Look at the huge numbers under the “NEITHER” column above. Regardless of gender or party affiliation and regardless of whether voters went for Brown or stayed home and didn’t vote at all, a strong majority of Obama supporters felt that neither Brown nor Coakley would represent voters’ economic interests. Significantly, this held true even for Republicans who voted for Brown–even GOP voters felt that their own party’s candidate didn’t represent their economic interests.

I would argue that the response to this question doesn’t show a strong shift from Democratic to GOP parties–at least along economic lines. What is represented by the data is increasing voter distrust of both parties, and this can only be laid partially, if at all, at Brown’s or Coakley’s feet. Neither Brown nor Coakley have been involved in any of the decisions that have angered voters all across the political spectrum. In my view, a much larger share of the causality rests with those who have been making economic policy decisions in Washington for the past year.

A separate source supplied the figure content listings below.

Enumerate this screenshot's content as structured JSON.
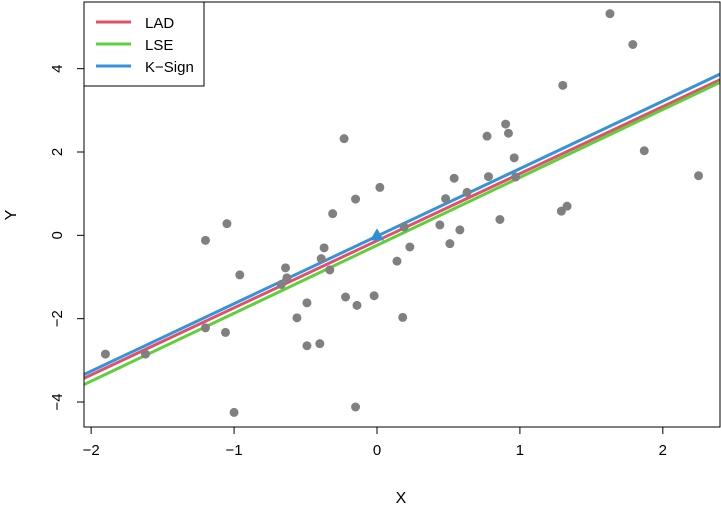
{
  "chart_data": {
    "type": "scatter",
    "xlabel": "X",
    "ylabel": "Y",
    "xlim": [
      -2.05,
      2.4
    ],
    "ylim": [
      -4.6,
      5.6
    ],
    "xticks": [
      -2,
      -1,
      0,
      1,
      2
    ],
    "yticks": [
      -4,
      -2,
      0,
      2,
      4
    ],
    "xtick_labels": [
      "−2",
      "−1",
      "0",
      "1",
      "2"
    ],
    "ytick_labels": [
      "−4",
      "−2",
      "0",
      "2",
      "4"
    ],
    "legend": {
      "placement": "top-left"
    },
    "points": [
      [
        -1.9,
        -2.85
      ],
      [
        -1.62,
        -2.85
      ],
      [
        -1.2,
        -0.12
      ],
      [
        -1.2,
        -2.22
      ],
      [
        -1.05,
        0.28
      ],
      [
        -1.06,
        -2.33
      ],
      [
        -1.0,
        -4.25
      ],
      [
        -0.96,
        -0.95
      ],
      [
        -0.67,
        -1.18
      ],
      [
        -0.64,
        -0.78
      ],
      [
        -0.63,
        -1.02
      ],
      [
        -0.56,
        -1.98
      ],
      [
        -0.49,
        -1.62
      ],
      [
        -0.49,
        -2.65
      ],
      [
        -0.4,
        -2.6
      ],
      [
        -0.39,
        -0.56
      ],
      [
        -0.37,
        -0.3
      ],
      [
        -0.33,
        -0.83
      ],
      [
        -0.31,
        0.52
      ],
      [
        -0.23,
        2.32
      ],
      [
        -0.22,
        -1.48
      ],
      [
        -0.15,
        0.87
      ],
      [
        -0.14,
        -1.68
      ],
      [
        -0.15,
        -4.12
      ],
      [
        -0.02,
        -1.45
      ],
      [
        0.02,
        1.15
      ],
      [
        0.14,
        -0.62
      ],
      [
        0.19,
        0.2
      ],
      [
        0.18,
        -1.97
      ],
      [
        0.23,
        -0.28
      ],
      [
        0.44,
        0.25
      ],
      [
        0.48,
        0.88
      ],
      [
        0.51,
        -0.2
      ],
      [
        0.54,
        1.37
      ],
      [
        0.58,
        0.13
      ],
      [
        0.63,
        1.03
      ],
      [
        0.77,
        2.38
      ],
      [
        0.78,
        1.41
      ],
      [
        0.86,
        0.38
      ],
      [
        0.9,
        2.67
      ],
      [
        0.92,
        2.45
      ],
      [
        0.96,
        1.86
      ],
      [
        0.97,
        1.4
      ],
      [
        1.29,
        0.58
      ],
      [
        1.3,
        3.6
      ],
      [
        1.33,
        0.7
      ],
      [
        1.63,
        5.32
      ],
      [
        1.79,
        4.58
      ],
      [
        1.87,
        2.03
      ],
      [
        2.25,
        1.43
      ]
    ],
    "marker": {
      "x": 0,
      "y": 0,
      "shape": "triangle",
      "color": "#2c8fd8"
    },
    "series": [
      {
        "name": "LAD",
        "color": "#e0506b",
        "intercept": -0.13,
        "slope": 1.61
      },
      {
        "name": "LSE",
        "color": "#5fcf3c",
        "intercept": -0.24,
        "slope": 1.63
      },
      {
        "name": "K−Sign",
        "color": "#3393dc",
        "intercept": -0.02,
        "slope": 1.62
      }
    ],
    "point_color": "#808080"
  }
}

It’s important to underline the limitations of these results, in that they refer only to the outlook of those who voted for Obama in the last election, rather than the Massachusetts electorate as a whole. Still, the responses to this question provide systematic data suggesting a general withering of support for Obama on economic policy grounds, but more specifically a condemnation of government economic policy generally. The voters canvassed in this poll appear to be saying “A pox on both your houses”—a general abandonment of hope that either party is actually interested in representing the economic needs of a majority of “average” Americans.